Park Service Strains To Let 86-Year-Old Stay Permits Run Out For Lifelong Resident To Stay On Land She Was Forced To Sell
For all 86 years of her life, a sliver of land between the Potomac River and the historic C&O Canal has been Lettie Shores’ home. Now she finds herself reduced to the status of a squatter.
Shores, born at her family home near Point of Rocks, Md., grew up watching canal boats loaded with coal pass on their way to Washington, 50 miles to the southeast.
The canal closed and dried up, her four sisters married and moved away, her parents died, but Shores stayed on. She weathered 18 floods, even two that washed her home away. She raised eight children on her three acres.
In 1975, the government forced Shores to sell the house and land for a little over $25,000, to become part of a national park. But a two-year lease and then a series of special permits let her rent for $254 a year.
In December, the last permit expired, and the National Park Service attorneys said there could be no more.
Lettie Shores stayed on.
Neither she nor the National Park Service knows what to do next.
“There’s no use to worry about it,” said Shores, who makes money in the summer by renting campsites near her house. “I hope they won’t make me leave. I would like to stay here the rest of my life.”
Officials of the C&O Canal National Historical Park seem worried.

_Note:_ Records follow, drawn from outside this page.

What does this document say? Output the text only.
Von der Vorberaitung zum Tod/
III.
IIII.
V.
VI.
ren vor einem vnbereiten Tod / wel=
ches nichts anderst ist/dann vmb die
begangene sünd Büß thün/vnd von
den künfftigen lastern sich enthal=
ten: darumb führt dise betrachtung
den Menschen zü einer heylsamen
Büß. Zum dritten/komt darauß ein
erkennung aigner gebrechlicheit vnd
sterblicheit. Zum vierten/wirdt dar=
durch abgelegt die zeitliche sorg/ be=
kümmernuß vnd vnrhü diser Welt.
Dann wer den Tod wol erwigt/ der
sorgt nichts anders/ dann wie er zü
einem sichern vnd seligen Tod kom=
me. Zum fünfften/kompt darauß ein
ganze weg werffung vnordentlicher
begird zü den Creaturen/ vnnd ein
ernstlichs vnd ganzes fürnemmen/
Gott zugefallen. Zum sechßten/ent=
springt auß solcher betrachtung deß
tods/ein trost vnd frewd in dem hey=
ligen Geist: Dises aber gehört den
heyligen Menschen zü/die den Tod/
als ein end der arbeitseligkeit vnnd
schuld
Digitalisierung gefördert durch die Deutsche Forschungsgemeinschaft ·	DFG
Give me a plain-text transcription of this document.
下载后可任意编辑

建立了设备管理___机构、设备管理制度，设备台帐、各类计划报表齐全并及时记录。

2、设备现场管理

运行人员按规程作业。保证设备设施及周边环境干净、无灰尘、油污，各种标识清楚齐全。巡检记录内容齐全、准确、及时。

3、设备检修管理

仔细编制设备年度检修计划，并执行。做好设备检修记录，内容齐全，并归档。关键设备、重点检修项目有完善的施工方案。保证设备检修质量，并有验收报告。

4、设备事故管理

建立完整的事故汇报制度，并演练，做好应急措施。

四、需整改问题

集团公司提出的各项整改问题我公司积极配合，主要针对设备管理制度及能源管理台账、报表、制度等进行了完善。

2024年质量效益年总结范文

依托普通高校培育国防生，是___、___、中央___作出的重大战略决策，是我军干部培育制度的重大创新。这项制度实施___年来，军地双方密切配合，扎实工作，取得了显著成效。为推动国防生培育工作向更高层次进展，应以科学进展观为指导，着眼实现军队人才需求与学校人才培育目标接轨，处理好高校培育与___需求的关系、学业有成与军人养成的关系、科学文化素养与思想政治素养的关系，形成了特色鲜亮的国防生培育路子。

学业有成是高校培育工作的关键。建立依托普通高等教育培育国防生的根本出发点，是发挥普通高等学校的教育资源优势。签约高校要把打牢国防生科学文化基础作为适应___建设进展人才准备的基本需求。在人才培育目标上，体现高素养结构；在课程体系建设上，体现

They aren’t eager to force out an elderly woman with poor eyesight and recurring heart trouble. But there are legal considerations.
Park Service lawyers have determined that issuing special use permits to Shores and 20 other landowners who got them after the buyout was illegal, Keith Whisenant, the park’s chief ranger, said Monday.
So the permits are not being renewed. As they expire, the former landowners - most of them keep only summer fishing shacks in the park - are forced out.
Some shacks have already been torn down, to return the park to nature.
The other tenants were notified last August of the new policy. But Shores was not. She remains in limbo while the park tries to find a legal way to make an exception for her, “because of her age and because of the situation,” Whisenant said.
Maybe Shores could stay by winning a park concessions license for her campground, which she operates without a license now, Whisenant said. But licenses are supposed to be awarded by competitive bid.
Or possibly the government could take over the campsite, he said, and keep Shore on to run it.
“The superintendent is trying to work something out for her,” Whisenant said. “He’s interested in trying to find a legal way for her to stay there.”